10 thoughts on “Things I’ve learned from Infertility”
praying for you and miss you in this little blog world SO MUCH XOXO
LikeLiked by 1 person
Thank you!! Miss you too! One of these days I’ll get back into this full swing 🙂
All so very true…I’ve been praying for you both and I’m always so thankful for having you two in my life!! Let me know if you need anything, besides prayers…I would appreciate a good reason to come visit you guys!!!
LikeLiked by 1 person
Love you!! We’re always up for a visit 🙂 maybe this summer?!?
God’s timing for everything/anything in our life rarely makes sense until we’re way past the trial. Two amazing books came to mind with your #1 point. “Anything, the Prayer that Unlocked my God and my Soul” [by Jennie Allen] changed me. It is profound, talking about how we have a scrapbook vision of what our lives should look like but that is not how God shapes us. Please, please read it. It helped me reflect on how I had the cookie cutter vision for my life with my first marriage and how I was not inline with His will for my life (praise Him for that and saving me too!) – I talk about it in my bio on my blog. The other book is “Surprised by Motherhood: Everything I Never Expected about Being a Mom” [by Lisa-Jo Baker]. She didn’t even want to be a mother! I listened to an interview on Focus on the Family and was reeled in by her journey of motherhood and the unexpected things her journey encountered. I’m keeping you and the hubby in prayer. XOXOXO
LikeLiked by 1 person
Thank you so much! I’ll definitely check into both those books – the first one sounds like it would be life changing!
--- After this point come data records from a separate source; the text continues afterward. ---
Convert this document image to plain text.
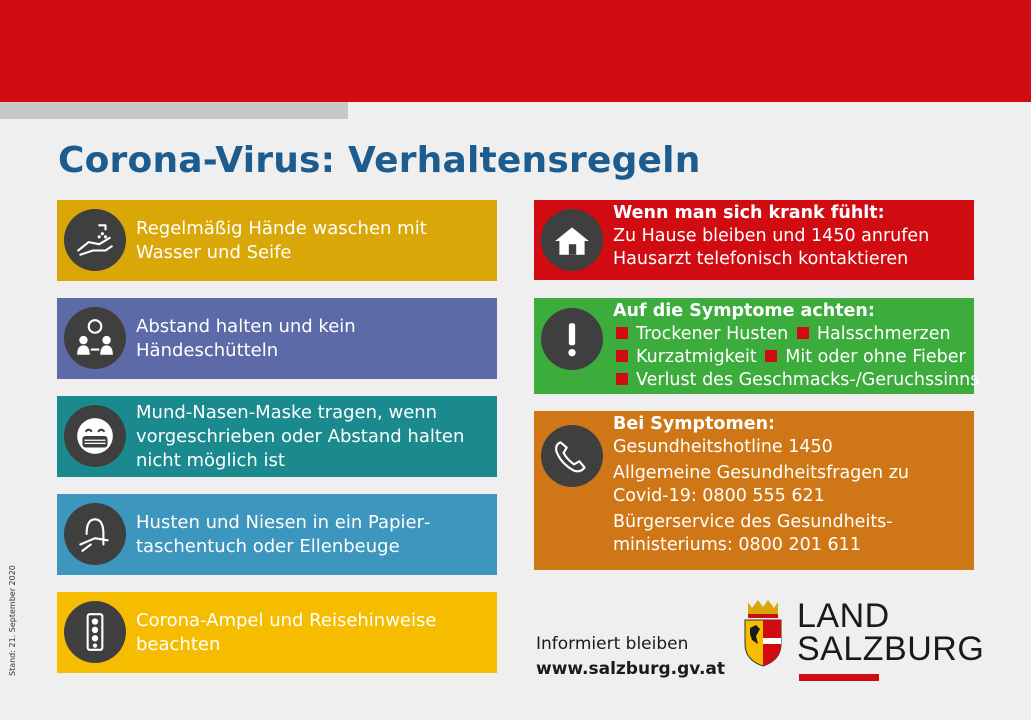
Corona-Virus: Verhaltensregeln
Regelmäßig Hände waschen mit Wasser und Seife
Abstand halten und kein Händeschütteln
Mund-Nasen-Maske tragen, wenn vorgeschrieben oder Abstand halten nicht möglich ist
Husten und Niesen in ein Papiertaschentuch oder Ellenbeuge
Corona-Ampel und Reisehinweise beachten
Wenn man sich krank fühlt:
Zu Hause bleiben und 1450 anrufen
Hausarzt telefonisch kontaktieren
Auf die Symptome achten:
Trockener Husten Halsschmerzen
Kurzatmigkeit Mit oder ohne Fieber
Verlust des Geschmacks-/Geruchssinns
Bei Symptomen:
Gesundheitshotline 1450
Allgemeine Gesundheitsfragen zu Covid-19: 0800 555 621
Bürgerservice des Gesundheits-ministeriums: 0800 201 611
Stand: 21. September 2020	Informiert bleiben
www.salzburg.gv.at
LAND
SALZBURG
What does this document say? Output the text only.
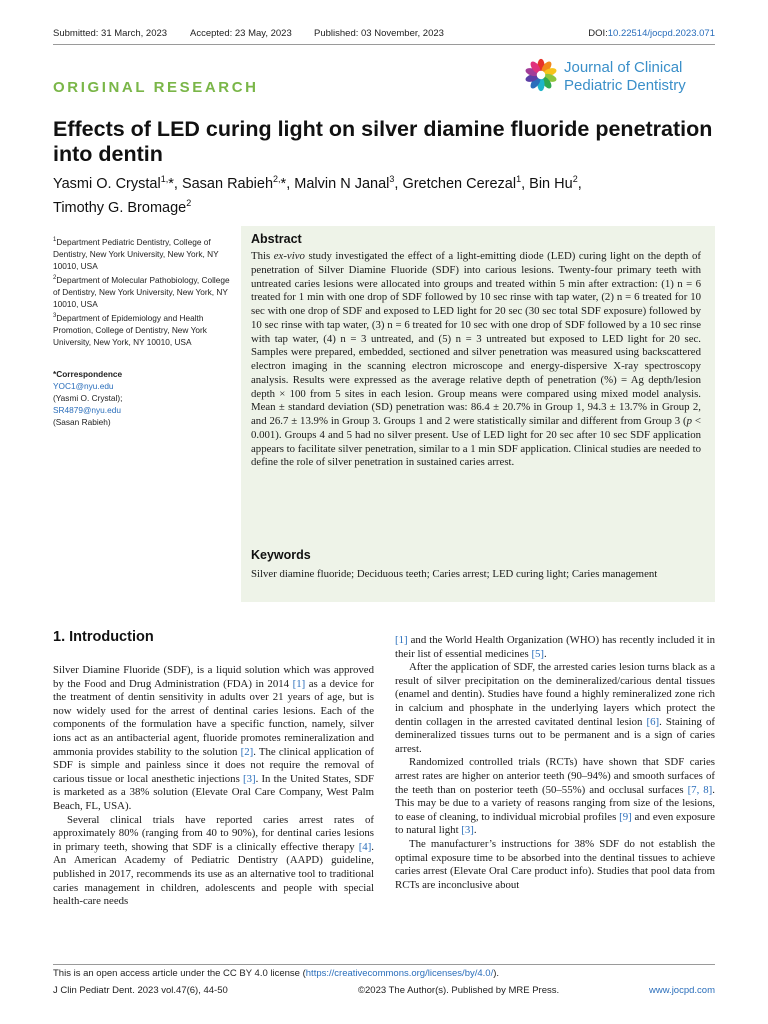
Submitted: 31 March, 2023 Accepted: 23 May, 2023 Published: 03 November, 2023	DOI:10.22514/jocpd.2023.071
ORIGINAL RESEARCH
Journal of Clinical
Pediatric Dentistry
Effects of LED curing light on silver diamine fluoride penetration into dentin
Yasmi O. Crystal$^{1,}$*, Sasan Rabieh$^{2,}$*, Malvin N Janal$^3$, Gretchen Cerezal$^1$, Bin Hu$^2$,
Timothy G. Bromage$^2$

$^1$Department Pediatric Dentistry, College of Dentistry, New York University, New York, NY 10010, USA

$^2$Department of Molecular Pathobiology, College of Dentistry, New York University, New York, NY 10010, USA

$^3$Department of Epidemiology and Health Promotion, College of Dentistry, New York University, New York, NY 10010, USA

*Correspondence
YOC1@nyu.edu
(Yasmi O. Crystal);
SR4879@nyu.edu
(Sasan Rabieh)
Abstract

This ex-vivo study investigated the effect of a light-emitting diode (LED) curing light on the depth of penetration of Silver Diamine Fluoride (SDF) into carious lesions. Twenty-four primary teeth with untreated caries lesions were allocated into groups and treated within 5 min after extraction: (1) n = 6 treated for 1 min with one drop of SDF followed by 10 sec rinse with tap water, (2) n = 6 treated for 10 sec with one drop of SDF and exposed to LED light for 20 sec (30 sec total SDF exposure) followed by 10 sec rinse with tap water, (3) n = 6 treated for 10 sec with one drop of SDF followed by a 10 sec rinse with tap water, (4) n = 3 untreated, and (5) n = 3 untreated but exposed to LED light for 20 sec. Samples were prepared, embedded, sectioned and silver penetration was measured using backscattered electron imaging in the scanning electron microscope and energy-dispersive X-ray spectroscopy analysis. Results were expressed as the average relative depth of penetration (%) = Ag depth/lesion depth × 100 from 5 sites in each lesion. Group means were compared using mixed model analysis. Mean ± standard deviation (SD) penetration was: 86.4 ± 20.7% in Group 1, 94.3 ± 13.7% in Group 2, and 26.7 ± 13.9% in Group 3. Groups 1 and 2 were statistically similar and different from Group 3 (p < 0.001). Groups 4 and 5 had no silver present. Use of LED light for 20 sec after 10 sec SDF application appears to facilitate silver penetration, similar to a 1 min SDF application. Clinical studies are needed to define the role of silver penetration in sustained caries arrest.

Keywords

Silver diamine fluoride; Deciduous teeth; Caries arrest; LED curing light; Caries management

1. Introduction

Silver Diamine Fluoride (SDF), is a liquid solution which was approved by the Food and Drug Administration (FDA) in 2014 [1] as a device for the treatment of dentin sensitivity in adults over 21 years of age, but is now widely used for the arrest of dentinal caries lesions. Each of the components of the formulation have a specific function, namely, silver ions act as an antibacterial agent, fluoride promotes remineralization and ammonia provides stability to the solution [2]. The clinical application of SDF is simple and painless since it does not require the removal of carious tissue or local anesthetic injections [3]. In the United States, SDF is marketed as a 38% solution (Elevate Oral Care Company, West Palm Beach, FL, USA).

Several clinical trials have reported caries arrest rates of approximately 80% (ranging from 40 to 90%), for dentinal caries lesions in primary teeth, showing that SDF is a clinically effective therapy [4]. An American Academy of Pediatric Dentistry (AAPD) guideline, published in 2017, recommends its use as an alternative tool to traditional caries management in children, adolescents and people with special health-care needs

[1] and the World Health Organization (WHO) has recently included it in their list of essential medicines [5].

After the application of SDF, the arrested caries lesion turns black as a result of silver precipitation on the demineralized/carious dental tissues (enamel and dentin). Studies have found a highly remineralized zone rich in calcium and phosphate in the underlying layers which protect the dentin collagen in the arrested cavitated dentinal lesion [6]. Staining of demineralized tissues turns out to be permanent and is a sign of caries arrest.

Randomized controlled trials (RCTs) have shown that SDF caries arrest rates are higher on anterior teeth (90–94%) and smooth surfaces of the teeth than on posterior teeth (50–55%) and occlusal surfaces [7, 8]. This may be due to a variety of reasons ranging from size of the lesions, to ease of cleaning, to individual microbial profiles [9] and even exposure to natural light [3].

The manufacturer’s instructions for 38% SDF do not establish the optimal exposure time to be absorbed into the dentinal tissues to achieve caries arrest (Elevate Oral Care product info). Studies that pool data from RCTs are inconclusive about

This is an open access article under the CC BY 4.0 license (https://creativecommons.org/licenses/by/4.0/).
J Clin Pediatr Dent. 2023 vol.47(6), 44-50	©2023 The Author(s). Published by MRE Press.	www.jocpd.com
I love this list and send all my love ❤️
Friend- I am so sorry I somehow missed your original post about IVF. My best friend went through 4 years of trying to get pregnant and is now doing IVF so I know exactly what you are going through. The most important thing is trusting God’s timing (so hard I know!) and believing that he knows the perfect time/plan for you. One thing we heard & loved was along the lines of God having such a special plan for your child that the world isn’t ready for him/her yet; that the wait is for the perfect time for your baby to come into the world! I hope you can take some encouragement in that! I’ll be praying for y’all! XO
LikeLiked by 1 person
Thank you so much for your kind words! That is such a good way to think about it – trying to understand Gods plan is impossible but it’s comforting to know he has a special plan for us! Thank you for all the prayers – keep them coming 🙂
So very true! I grew a lot during our time with infertility. It was the worst six years of my life, but I’ve never grown so much as I did in my relationship with God and those around me. Praying for you. Thank you for bringing awareness to infertility.